Out of curiosity why do you need some at 11/8". seems like you could save on material there. if it's for floor height you could put plywood underneath or have a tapered threshold. 
you would get a little more waste with sawmill but not that much. and it would be so much quicker, i wouldn't think twice about it.


----------



## GrantA (Jul 19, 2014)

Definitely use the band mill. Still upgrade your saw but for other jobs. I wouldn't even want to deal with the infeed & outfeed supports needed for this in my shop.


----------



## GuntherBespoke (Aug 23, 2017)

Spoke to this good friend of mine who owns the band mill, and it turns out he owns a 4 sided shaper also, with all the bits.

So new plan is to spend a few days denailing, then handle it at the bandmill, rip at the table saw then shape.


----------



## Jared_S (Jul 6, 2018)

> Spoke to this good friend of mine who owns the band mill, and it turns out he owns a 4 sided shaper also, with all the bits.
> 
> So new plan is to spend a few days denailing, then handle it at the bandmill, rip at the table saw then shape.
> 
> - Mark


That should turn a few weeks into a few days.

I was going to mention that basing your rate off a manufacturer of reclaimed flooring (unless you have the identical machinery and experience) would not be a good metric.

Assuming you would be using a small to medium shaper (5 to 7.5 hp) and power feed you could realistically expect 20 feet per minute per side of the flooring. Having to do both sides would knock that down to 10 fpm combined. 3600 lineal would be 360 minutes or 6 hours non stop end to end feeding. With handling, setup, knife changes and dust removal it would increase by a factor of 4 at least.

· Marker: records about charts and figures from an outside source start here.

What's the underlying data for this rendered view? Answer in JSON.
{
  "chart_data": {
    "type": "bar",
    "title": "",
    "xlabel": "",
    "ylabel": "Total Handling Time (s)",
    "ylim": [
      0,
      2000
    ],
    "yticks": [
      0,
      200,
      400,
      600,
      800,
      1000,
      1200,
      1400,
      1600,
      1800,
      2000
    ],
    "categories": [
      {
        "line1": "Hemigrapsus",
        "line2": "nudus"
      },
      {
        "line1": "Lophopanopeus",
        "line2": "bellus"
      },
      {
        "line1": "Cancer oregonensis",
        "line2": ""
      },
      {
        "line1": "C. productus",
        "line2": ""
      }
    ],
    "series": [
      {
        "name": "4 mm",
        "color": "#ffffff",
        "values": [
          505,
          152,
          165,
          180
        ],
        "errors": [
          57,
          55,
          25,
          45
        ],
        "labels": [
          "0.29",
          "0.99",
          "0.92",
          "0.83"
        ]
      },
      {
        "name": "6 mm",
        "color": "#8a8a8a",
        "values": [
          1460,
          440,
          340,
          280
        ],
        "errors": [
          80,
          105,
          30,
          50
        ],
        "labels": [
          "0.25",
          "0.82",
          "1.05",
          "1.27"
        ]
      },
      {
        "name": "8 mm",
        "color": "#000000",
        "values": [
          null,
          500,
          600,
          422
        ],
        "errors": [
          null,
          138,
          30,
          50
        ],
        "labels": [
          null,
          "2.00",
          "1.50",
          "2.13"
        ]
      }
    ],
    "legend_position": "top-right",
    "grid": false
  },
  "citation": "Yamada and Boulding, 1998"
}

If you were going to use a router.. well honestly I don't think you would finish, but if you could get 5 feet per minute per edge you would be going really well. 2.5 combined for both sides 3600 feet.. 24 hours non stop.

Resaw on a decent 5hp resaw machine (minimax 20) and a feeder would again be about 6 to 10 feet per minute

Hand jointing… maybe 10 feet a minute if you could do it non stop. Realistically way less than that.

Planing, most 15 or 20" 4 post planers run at 16 feet per minute on the finishing pass, assuming 2 passes (top and bottom) 8 feet per minute net..

Assuming you friend has a remotely capable moulder you should be running somewhere between 25 to 75 feet per minute hitting all four sides at once. It's so much faster it's not even comparable.


----------



## Smitty_Cabinetshop (Mar 26, 2011)

Jared_S, that's an incredible answer. Seriously. Thanks for posting, it's great to get a glimpse into how that should be looked at.

Good luck mark, you got a ton of good intel with your OP.


----------